In the diff command you have that the first argument is the base you are comparing with, it seems diff-bundle doesn’t use that approach, if it does, then everything should be informed in terms of “this missing from the bundle” and “this is extra in the bundle”, the model would be the source of truth, I believe this would make things easier to communicate to the user

$ juju diff-bundle foo.yaml --overlay bar.yaml
....
relations:
  deleted:  // these are present in the model, but missing from the bundle, in a "diff -u" output they would be prefixed with a minus (-) sign
    - [kubernetes-master:kube-api-endpoint kubeapi-load-balancer:apiserver]
    - [etcd:certificates easyrsa:client]
  inserted: // relations that were inserted/added to the bundle haven't made it to the model yet,  in a "diff -u" output they would be prefixed with a plus (+) sign
    - [flannel:etcd etcd:db]

Here I’m using deleted and inserted in an attempt to use the same verbs used in the diff’s documentation, but I don’t have an strong opinion about using them or not, I understand a user could get worried reading “deleted” (e.g. “where those relations deleted!?”)

https://www.gnu.org/software/diffutils/manual/diffutils.html#Comparison

We don’t need to specify the model because diff-bundle will work as a model command. By default it will operate against the current model although that can be changed using the --model option.

My intuitive feeling was that juju diff-bundle bundle.yaml would conceptually work like diff bundle.yaml model. So the bundle would be the starting point/source of truth, and differences would be represented as changes to the model. This is consistent with deploying a bundle - the bundle is adding applications into the model, so the model is missing them.

Ohhh, I think I just clicked why you would have the sense the other way - if someone’s working on the bundle, then they’ve added that relation to the bundle since they deployed it to the model. It kind of comes down to whether someone is editing the bundle or “editing” the model using juju relate or other commands.

This seems similar to a Necker cube illusion. I’d rather sidestep it and come up with a label that doesn’t assume one perspective, because it’s likely to confuse users taking the other perspective.

Does that make sense?

:slight_smile: yes, you are correct.

Which side is the source of truth will depend on what the user wants to know. I’ve heard people interested in having a way to detect if someone on the side has done changes to the environment and left their bundle out of sync, while in a CI/CD environment the user would like to know what will be changed when they run juju deploy my-bundle.yaml. So now I’m wondering if “diff-bundle” is a good name, because what this will be printing is some kind of execution plan if the user decides to run juju deploy.

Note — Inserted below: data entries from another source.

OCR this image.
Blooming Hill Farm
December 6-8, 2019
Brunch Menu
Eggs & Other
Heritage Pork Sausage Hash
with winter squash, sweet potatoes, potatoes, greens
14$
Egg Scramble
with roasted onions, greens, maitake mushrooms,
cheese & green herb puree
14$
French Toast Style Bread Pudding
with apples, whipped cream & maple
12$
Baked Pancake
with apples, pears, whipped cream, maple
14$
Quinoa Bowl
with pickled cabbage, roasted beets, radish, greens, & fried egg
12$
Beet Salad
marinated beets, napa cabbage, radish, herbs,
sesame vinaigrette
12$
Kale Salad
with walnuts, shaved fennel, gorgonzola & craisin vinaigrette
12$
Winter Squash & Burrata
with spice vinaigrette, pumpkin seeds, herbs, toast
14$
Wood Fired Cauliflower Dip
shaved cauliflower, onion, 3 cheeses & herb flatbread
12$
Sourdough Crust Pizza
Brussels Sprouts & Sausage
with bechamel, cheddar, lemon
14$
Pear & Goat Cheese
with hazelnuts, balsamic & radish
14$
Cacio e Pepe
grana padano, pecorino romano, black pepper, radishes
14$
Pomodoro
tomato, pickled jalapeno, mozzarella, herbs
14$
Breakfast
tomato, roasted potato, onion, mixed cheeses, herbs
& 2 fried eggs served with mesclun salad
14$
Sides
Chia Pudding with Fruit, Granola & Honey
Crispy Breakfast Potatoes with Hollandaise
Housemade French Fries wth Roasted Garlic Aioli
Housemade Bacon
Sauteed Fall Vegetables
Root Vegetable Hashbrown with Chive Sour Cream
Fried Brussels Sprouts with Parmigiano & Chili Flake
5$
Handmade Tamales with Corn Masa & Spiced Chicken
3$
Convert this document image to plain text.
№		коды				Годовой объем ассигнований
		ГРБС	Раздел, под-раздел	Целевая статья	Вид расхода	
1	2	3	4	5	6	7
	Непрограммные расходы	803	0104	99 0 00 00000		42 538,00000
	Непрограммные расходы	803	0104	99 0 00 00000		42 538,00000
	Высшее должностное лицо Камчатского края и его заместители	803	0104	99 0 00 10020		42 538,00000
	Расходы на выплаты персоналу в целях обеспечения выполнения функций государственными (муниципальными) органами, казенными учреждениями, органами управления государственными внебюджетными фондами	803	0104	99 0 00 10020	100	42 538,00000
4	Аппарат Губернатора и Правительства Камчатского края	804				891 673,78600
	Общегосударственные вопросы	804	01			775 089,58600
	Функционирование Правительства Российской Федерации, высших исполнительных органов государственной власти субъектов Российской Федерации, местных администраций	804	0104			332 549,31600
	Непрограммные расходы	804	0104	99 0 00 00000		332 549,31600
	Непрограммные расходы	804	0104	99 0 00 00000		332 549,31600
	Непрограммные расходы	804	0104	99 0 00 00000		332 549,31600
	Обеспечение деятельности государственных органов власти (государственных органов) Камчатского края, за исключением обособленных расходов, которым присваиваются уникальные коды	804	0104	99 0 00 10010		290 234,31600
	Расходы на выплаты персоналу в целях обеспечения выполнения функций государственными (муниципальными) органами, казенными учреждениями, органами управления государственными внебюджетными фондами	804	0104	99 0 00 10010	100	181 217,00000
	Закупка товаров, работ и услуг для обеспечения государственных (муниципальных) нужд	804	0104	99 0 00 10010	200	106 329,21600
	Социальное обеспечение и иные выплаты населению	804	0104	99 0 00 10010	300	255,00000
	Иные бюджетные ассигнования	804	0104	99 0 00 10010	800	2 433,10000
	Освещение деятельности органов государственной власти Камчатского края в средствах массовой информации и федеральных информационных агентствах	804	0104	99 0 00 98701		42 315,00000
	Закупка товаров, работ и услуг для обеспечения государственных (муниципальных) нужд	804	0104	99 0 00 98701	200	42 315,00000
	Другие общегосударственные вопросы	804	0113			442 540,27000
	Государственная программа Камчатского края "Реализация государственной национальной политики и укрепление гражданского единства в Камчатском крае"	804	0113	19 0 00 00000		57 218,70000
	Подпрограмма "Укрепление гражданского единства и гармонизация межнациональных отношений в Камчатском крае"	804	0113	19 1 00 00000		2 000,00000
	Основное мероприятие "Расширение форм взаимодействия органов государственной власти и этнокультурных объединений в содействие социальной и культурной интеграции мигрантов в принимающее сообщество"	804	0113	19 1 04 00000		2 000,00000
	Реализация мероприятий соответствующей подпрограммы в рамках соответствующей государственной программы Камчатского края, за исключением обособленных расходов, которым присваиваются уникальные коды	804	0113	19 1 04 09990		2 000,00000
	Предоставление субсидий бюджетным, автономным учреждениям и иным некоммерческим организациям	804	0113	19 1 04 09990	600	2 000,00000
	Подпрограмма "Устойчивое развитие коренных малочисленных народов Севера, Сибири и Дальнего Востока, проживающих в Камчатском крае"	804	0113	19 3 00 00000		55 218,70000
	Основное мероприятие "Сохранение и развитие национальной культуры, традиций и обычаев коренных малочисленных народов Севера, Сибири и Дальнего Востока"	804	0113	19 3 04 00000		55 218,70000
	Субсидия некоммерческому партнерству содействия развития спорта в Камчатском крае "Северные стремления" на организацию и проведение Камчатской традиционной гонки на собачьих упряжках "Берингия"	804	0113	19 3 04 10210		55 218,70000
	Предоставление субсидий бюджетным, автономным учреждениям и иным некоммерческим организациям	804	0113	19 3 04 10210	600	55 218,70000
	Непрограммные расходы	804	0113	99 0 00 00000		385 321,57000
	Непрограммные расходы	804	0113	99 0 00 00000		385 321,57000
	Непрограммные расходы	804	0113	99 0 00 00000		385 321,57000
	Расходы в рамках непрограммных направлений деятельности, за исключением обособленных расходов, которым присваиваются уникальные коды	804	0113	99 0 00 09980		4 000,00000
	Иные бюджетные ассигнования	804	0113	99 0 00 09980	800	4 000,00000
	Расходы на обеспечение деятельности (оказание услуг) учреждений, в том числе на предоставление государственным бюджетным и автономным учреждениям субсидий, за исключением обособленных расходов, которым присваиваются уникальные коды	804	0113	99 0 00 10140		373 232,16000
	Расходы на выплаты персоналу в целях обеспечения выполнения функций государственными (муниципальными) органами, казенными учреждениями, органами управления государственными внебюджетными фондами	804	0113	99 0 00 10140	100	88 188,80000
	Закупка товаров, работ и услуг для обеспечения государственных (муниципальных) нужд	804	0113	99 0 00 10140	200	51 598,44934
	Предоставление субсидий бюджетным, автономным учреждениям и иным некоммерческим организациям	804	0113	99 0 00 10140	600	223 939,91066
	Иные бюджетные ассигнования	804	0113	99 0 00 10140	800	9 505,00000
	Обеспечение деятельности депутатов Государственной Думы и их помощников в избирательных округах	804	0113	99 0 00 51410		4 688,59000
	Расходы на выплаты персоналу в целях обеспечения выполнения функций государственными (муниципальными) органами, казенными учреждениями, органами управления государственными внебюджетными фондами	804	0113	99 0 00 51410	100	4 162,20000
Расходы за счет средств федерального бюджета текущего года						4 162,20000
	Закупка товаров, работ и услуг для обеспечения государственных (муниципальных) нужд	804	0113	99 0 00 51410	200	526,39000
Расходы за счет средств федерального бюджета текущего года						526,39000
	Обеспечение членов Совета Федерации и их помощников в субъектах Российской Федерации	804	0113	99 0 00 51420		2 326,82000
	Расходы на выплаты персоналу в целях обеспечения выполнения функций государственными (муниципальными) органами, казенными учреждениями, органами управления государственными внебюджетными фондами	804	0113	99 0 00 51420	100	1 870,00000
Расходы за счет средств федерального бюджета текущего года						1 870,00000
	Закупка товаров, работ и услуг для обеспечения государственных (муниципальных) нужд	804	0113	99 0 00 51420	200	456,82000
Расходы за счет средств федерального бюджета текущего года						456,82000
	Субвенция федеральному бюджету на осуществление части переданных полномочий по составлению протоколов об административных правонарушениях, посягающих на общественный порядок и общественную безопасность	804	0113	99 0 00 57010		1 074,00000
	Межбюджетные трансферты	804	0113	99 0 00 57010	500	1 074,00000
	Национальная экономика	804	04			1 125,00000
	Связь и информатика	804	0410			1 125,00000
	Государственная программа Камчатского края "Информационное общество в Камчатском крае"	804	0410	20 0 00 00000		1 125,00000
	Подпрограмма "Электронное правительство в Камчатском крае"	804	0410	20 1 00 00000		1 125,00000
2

while in a CI/CD environment the user would like to know what will be changed when they run juju deploy my-bundle.yaml

One concern here is that bundle deploy has a dry-run mode in order to help provide details on what would be done currently. I agree it feels very diff-like but I also am hesitant to get into the “you can do it via x, or y, or …”

Yeah, I agree with @rick_h here. That question of “what will happen if I deploy (or redeploy) this bundle to this model?” is supposed to be answered by juju deploy bundle --dry-run.

diff-bundle is more general than deploy - as well as showing what’s missing from the model (or new in the bundle ;), it will show what’s in the model that isn’t in the bundle, as well as config changes.

I agree with both of you, but I don’t have a good suggestion this time.